I didn’t know what to do—Should I run? Should I duck? Should I dive out of the way?—so I stayed put and prayed Lom would find a way to save me. My friend did, indeed, come to my aid, but his rescue attempts didn’t have the desired effect. Appearing behind the bot like a ghost emerging from the shadows, he unwrapped the grenade and, taking careful aim, threw it at the metallic being. It soared high and came down hard, hitting the bot in the head just as it was about to shoot.
The good news was Lom had just saved my life. The bad news was the grenade hadn’t gone off and now lay harmlessly by the robot’s feet. But that actually proved quite fortuitous as the distraction caused by the failed weapon convinced the bot to turn its attention toward my friend. In so doing, it took a step toward me and, losing its balance, toppled into the chams in a thundering explosion of wooden splinters and airborne earth.
I watched in a mixture of awe and disbelief as the cloud of dust settled, and the most beautiful sight I had ever beheld was revealed. Not only was the grenade still there, undamaged and out of reach from the robot, but the case containing the vials had somehow escaped the mechanical being’s hand and now stood by the pit’s edge.
I glanced at Lom, eyes wide with disbelief. He returned the gaze, just as shocked. Everything had gone wrong, yet in the end, it had all worked itself out. Or so I thought until the case began to move. It slid toward the pit, propelled forward by the slant of the earth and the pull of gravity.
“No!” I cried. I raced around the pit and dove for the briefcase, but it fell from view moments before I could grab it. Now flat on my stomach, I peered over the edge and watched, devastated, as the cade landed in the robot’s open, waiting hands.
I couldn’t believe how close we’d come, only to have everything we’d worked so hard to accomplish come crumbling down around us at the last second.
“It’s not fair,” I muttered, retreating from the pit’s edge before the bot could blast me with its red energy.
“What’s wrong?” asked Lom. He stood next to me, a perplexed frown furrowing his brow.
“What do you mean?” I wondered. “We failed. The grenade didn’t go off, and now the vials are out of reach.”
Lom’s confusion gave way to guilt.
“The grenade didn’t malfunction,” he said. “I forgot to pull the pin.”
I stared at him for a while, unsure what to make of his statement.

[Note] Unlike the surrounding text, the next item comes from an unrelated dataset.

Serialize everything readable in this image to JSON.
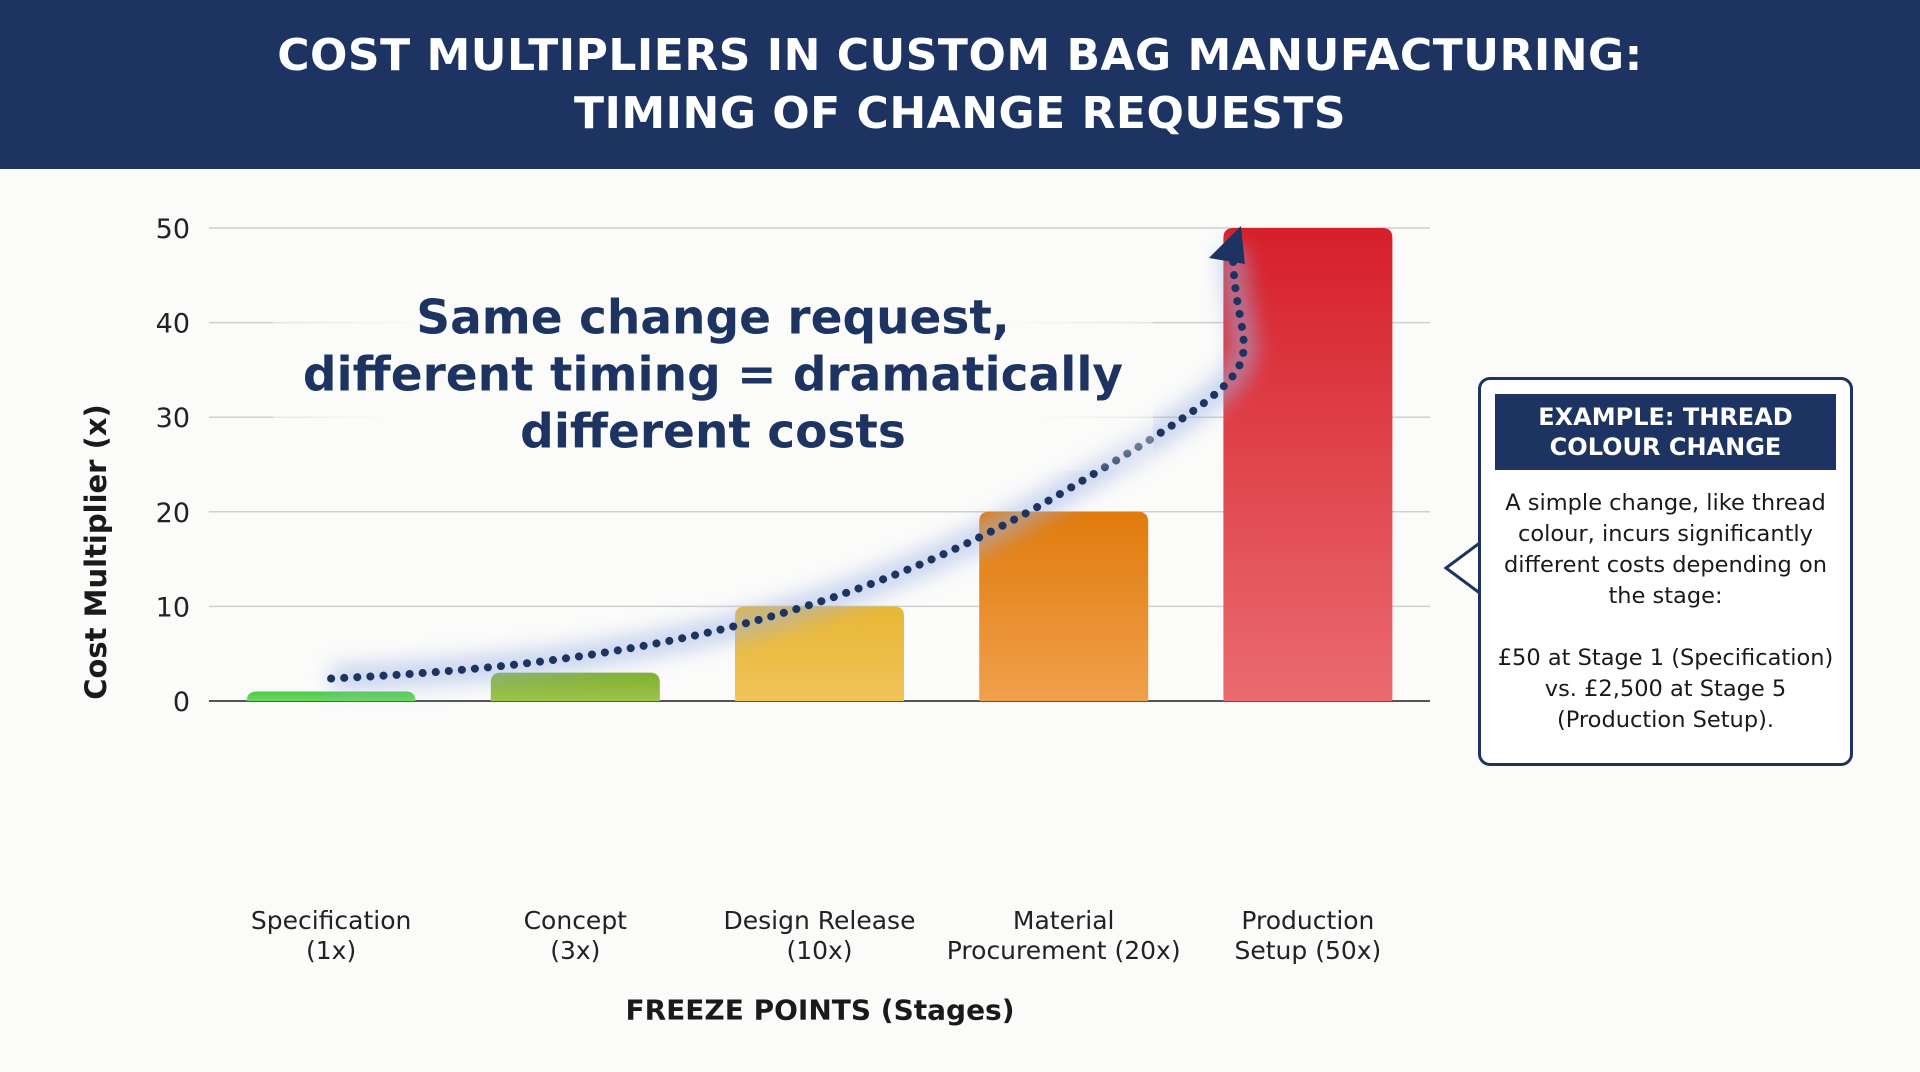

“How could you forget to pull the pin?” I asked.
Lom smiled sheepishly.
“You were about to get shot,” he said. “I panicked.”
I stared at my friend for a while before a broad smile curled my lips.
“So, the grenade didn’t malfunction?”
Lom shook his head.
“It may be a little dented, but it should still work.”
“I hope you’re right,” I said, retrieving the grenade and studying it. It appeared undamaged, but there was only one way to know for sure.
“Let’s hope this works,” I muttered as I yanked the safety pin, shook the grenade vigorously, and tossed it into the pit. A few seconds ticked by, then…
Option 1: …nothing.
Option 2: …a muted explosion shook the earth, and a blast of cold air rose from the depths of the pit.
Option 3: …a powerful explosion rocked the earth, and a column of fire erupted from the depths of the pit.